Twenty years ago today, I was awakened by the dreadful news that the Chinese government chose to use force in stopping the non-violent student demonstrations. I had just left Beijing and was in Hong Kong when the BBC announced that tanks and armed forces were sent into the TianAnMen (Heavenly Gate) Square on Chang’An Road (Road of Eternal Peace).
I had walked among the students there and later at Nanjing and never heard a word about overthrowing the government. All the students wanted was less corruption and more democracy in their People’s Republic of China. The crowds were joyous. Seminary students in Nanjing marched too. They set up a table and served water to all with the sign, “Living Water.” As they walked through the streets in huge numbers, storekeepers, workers and shoppers all stopped to applaud them. Huge banners hung from skyscraper windows that once had streamers saying, “Long live Chairman Mao.” They now said, “Long live the students.”
It all began months earlier when students were not allowed into the memorial service of Hu Yaobang, a well-liked Communist party leader. Not allowed to express their grief, they camped in the Square. The Premier at the time, Zhao Zhiyang, was sympathetic to the students and was demoted and put under house arrest.

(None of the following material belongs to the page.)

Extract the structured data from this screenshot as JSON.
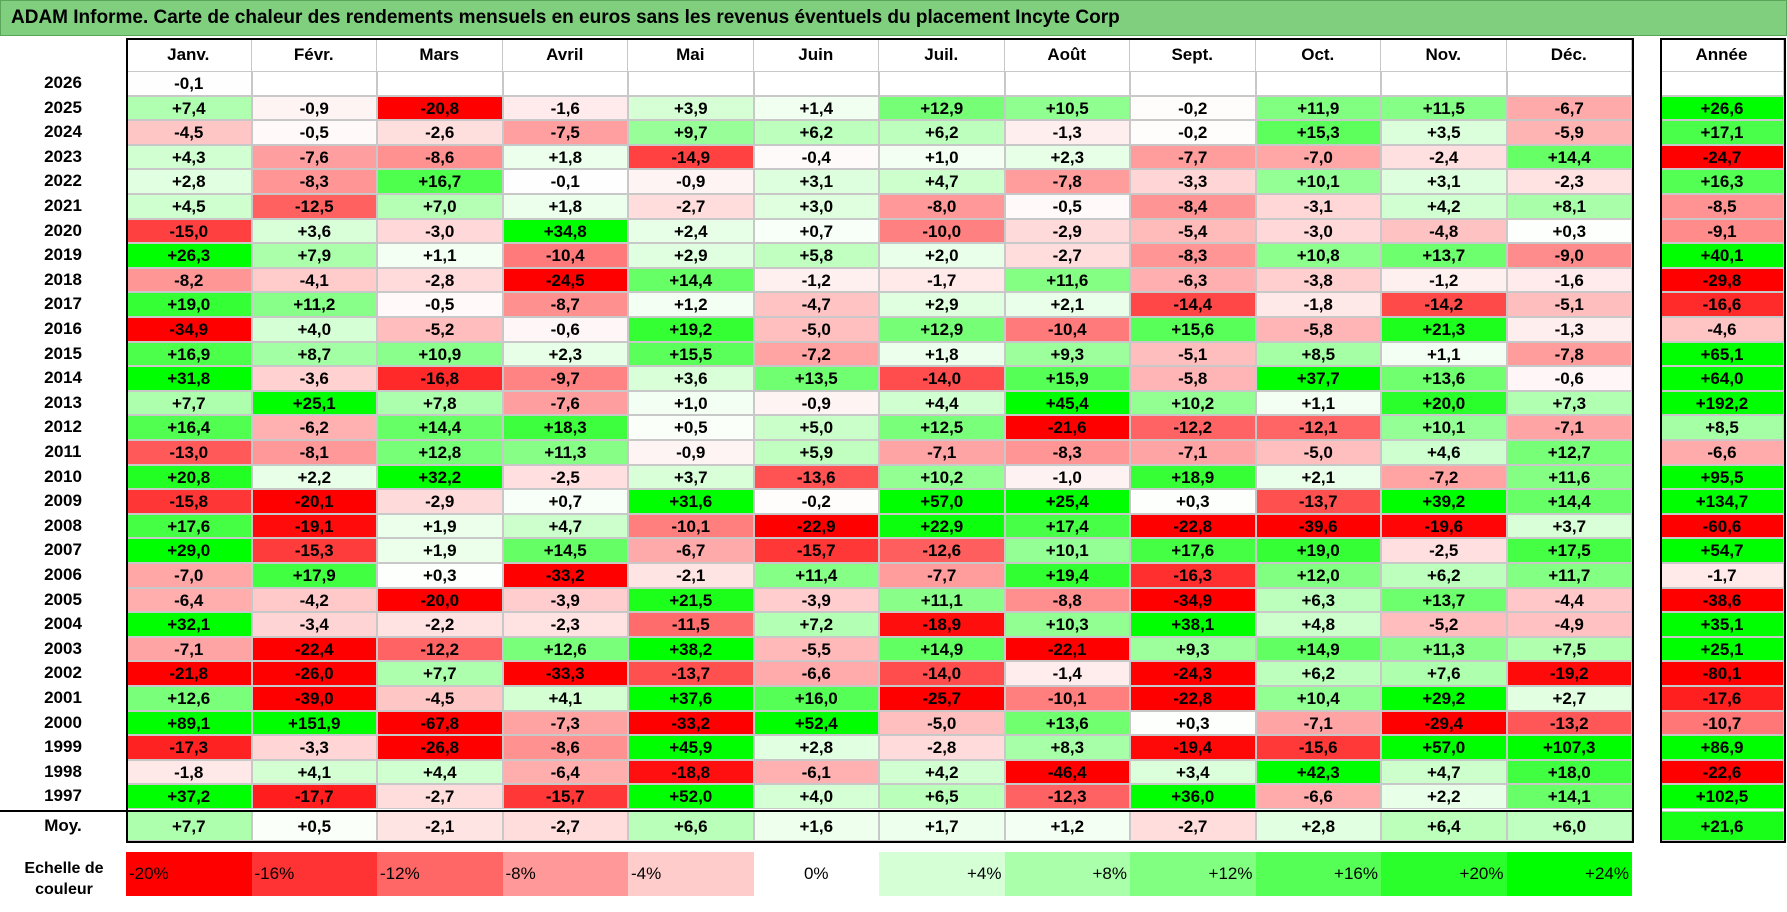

The impulsive nature of the young radicals clouded their ability to realize they were winning. They pushed too hard and fast. Chairman Deng Xiaoping finally ordered the troops in.

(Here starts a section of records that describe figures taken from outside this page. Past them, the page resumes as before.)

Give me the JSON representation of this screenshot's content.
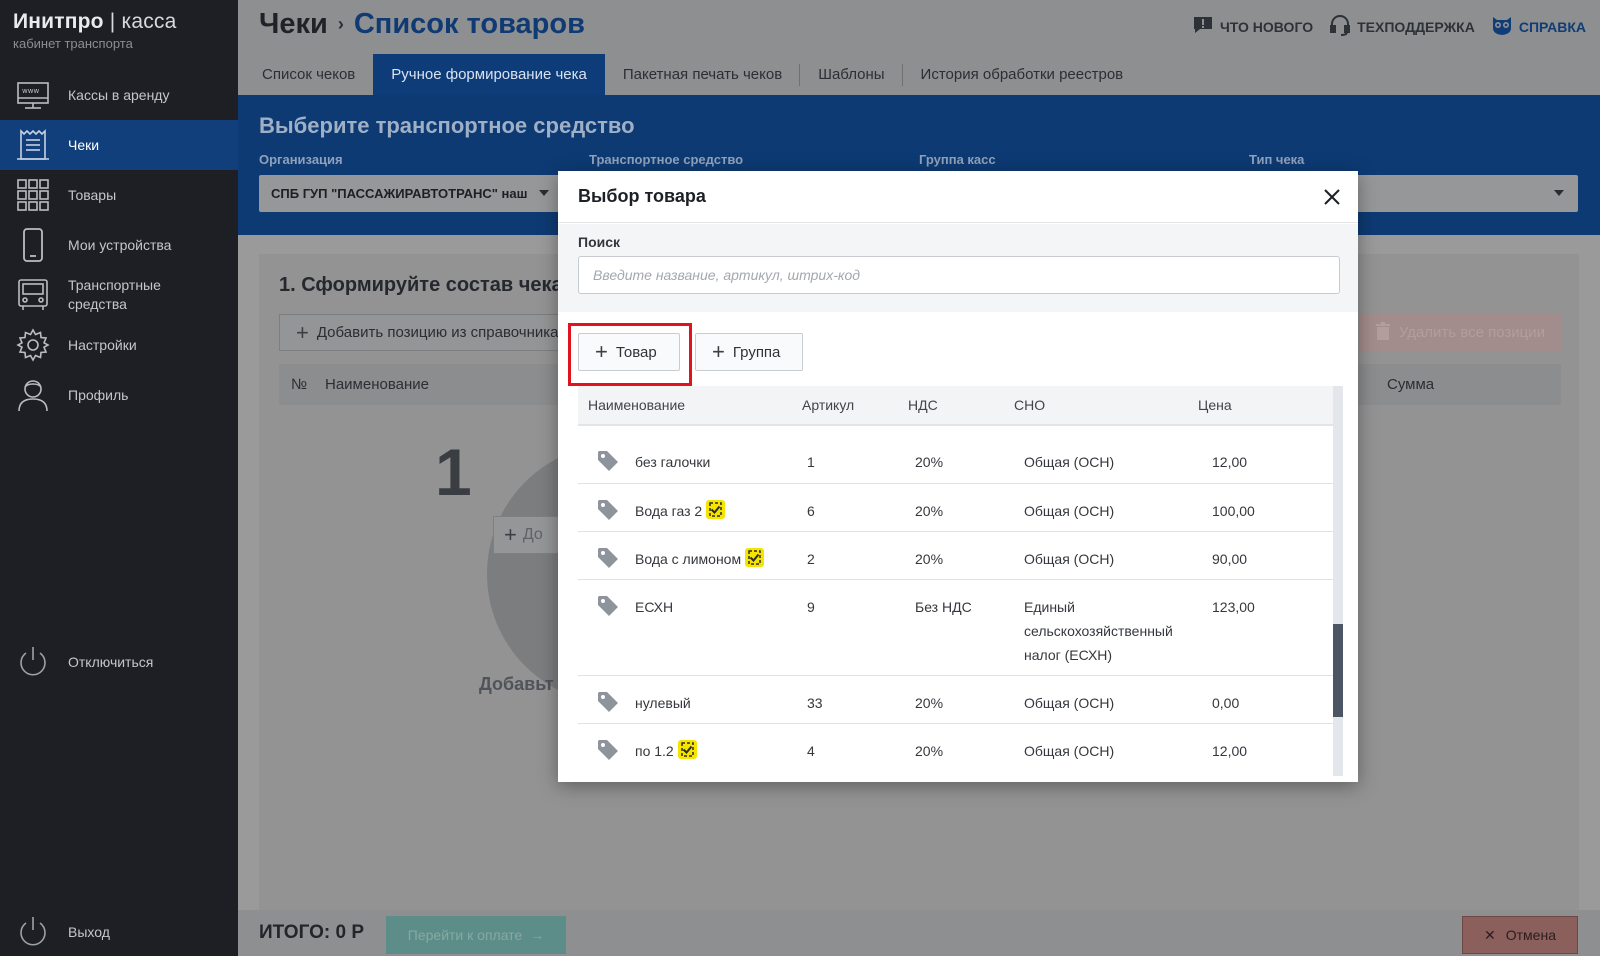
{
  "brand": {
    "title_bold": "Инитпро",
    "title_sep": "|",
    "title_thin": "касса",
    "subtitle": "кабинет транспорта"
  },
  "sidebar": {
    "items": [
      {
        "label": "Кассы в аренду",
        "icon": "www-monitor-icon",
        "active": false
      },
      {
        "label": "Чеки",
        "icon": "receipt-icon",
        "active": true
      },
      {
        "label": "Товары",
        "icon": "grid-icon",
        "active": false
      },
      {
        "label": "Мои устройства",
        "icon": "phone-icon",
        "active": false
      },
      {
        "label": "Транспортные средства",
        "icon": "bus-icon",
        "active": false
      },
      {
        "label": "Настройки",
        "icon": "gear-icon",
        "active": false
      },
      {
        "label": "Профиль",
        "icon": "user-icon",
        "active": false
      }
    ],
    "disconnect_label": "Отключиться",
    "exit_label": "Выход"
  },
  "header": {
    "crumb_root": "Чеки",
    "crumb_sep": "›",
    "crumb_current": "Список товаров",
    "links": {
      "whats_new": "ЧТО НОВОГО",
      "support": "ТЕХПОДДЕРЖКА",
      "help": "СПРАВКА"
    }
  },
  "tabs": [
    {
      "label": "Список чеков",
      "active": false
    },
    {
      "label": "Ручное формирование чека",
      "active": true
    },
    {
      "label": "Пакетная печать чеков",
      "active": false
    },
    {
      "label": "Шаблоны",
      "active": false
    },
    {
      "label": "История обработки реестров",
      "active": false
    }
  ],
  "vehicle_panel": {
    "title": "Выберите транспортное средство",
    "org_label": "Организация",
    "org_value": "СПБ ГУП \"ПАССАЖИРАВТОТРАНС\" наш",
    "vehicle_label": "Транспортное средство",
    "group_label": "Группа касс",
    "type_label": "Тип чека"
  },
  "composition": {
    "title": "1. Сформируйте состав чека",
    "add_from_ref": "Добавить позицию из справочника",
    "delete_all": "Удалить все позиции",
    "col_num": "№",
    "col_name": "Наименование",
    "col_sum": "Сумма",
    "empty_num": "1",
    "empty_add": "До",
    "empty_caption": "Добавьт"
  },
  "footer": {
    "total": "ИТОГО: 0 Р",
    "pay": "Перейти к оплате",
    "cancel": "Отмена"
  },
  "modal": {
    "title": "Выбор товара",
    "search_label": "Поиск",
    "search_placeholder": "Введите название, артикул, штрих-код",
    "search_value": "",
    "btn_product": "Товар",
    "btn_group": "Группа",
    "columns": {
      "name": "Наименование",
      "article": "Артикул",
      "vat": "НДС",
      "sno": "СНО",
      "price": "Цена"
    },
    "rows": [
      {
        "name": "без галочки",
        "badge": false,
        "article": "1",
        "vat": "20%",
        "sno": "Общая (ОСН)",
        "price": "12,00"
      },
      {
        "name": "Вода газ 2",
        "badge": true,
        "article": "6",
        "vat": "20%",
        "sno": "Общая (ОСН)",
        "price": "100,00"
      },
      {
        "name": "Вода с лимоном",
        "badge": true,
        "article": "2",
        "vat": "20%",
        "sno": "Общая (ОСН)",
        "price": "90,00"
      },
      {
        "name": "ЕСХН",
        "badge": false,
        "article": "9",
        "vat": "Без НДС",
        "sno": "Единый сельскохозяйственный налог (ЕСХН)",
        "price": "123,00"
      },
      {
        "name": "нулевый",
        "badge": false,
        "article": "33",
        "vat": "20%",
        "sno": "Общая (ОСН)",
        "price": "0,00"
      },
      {
        "name": "по 1.2",
        "badge": true,
        "article": "4",
        "vat": "20%",
        "sno": "Общая (ОСН)",
        "price": "12,00"
      }
    ]
  },
  "colors": {
    "sidebar_active": "#103f7b",
    "accent_blue": "#0e3c78",
    "highlight_frame": "#e0141f",
    "badge_yellow": "#f5e400"
  }
}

Now another generation has grown up, with little knowledge, other than what they have been told by parents and loved ones, of those days. There was no mention of it in public in China. It never happened as far as the government goes. Only in Hong Kong was there allowed a demonstration marking the 20th anniversary of one of China’s darkest days
But the lid on the jar of China’s expanding freedom is not secure and, in time, justice will prevail and a really new China will emerge — not as our enemy, but friend.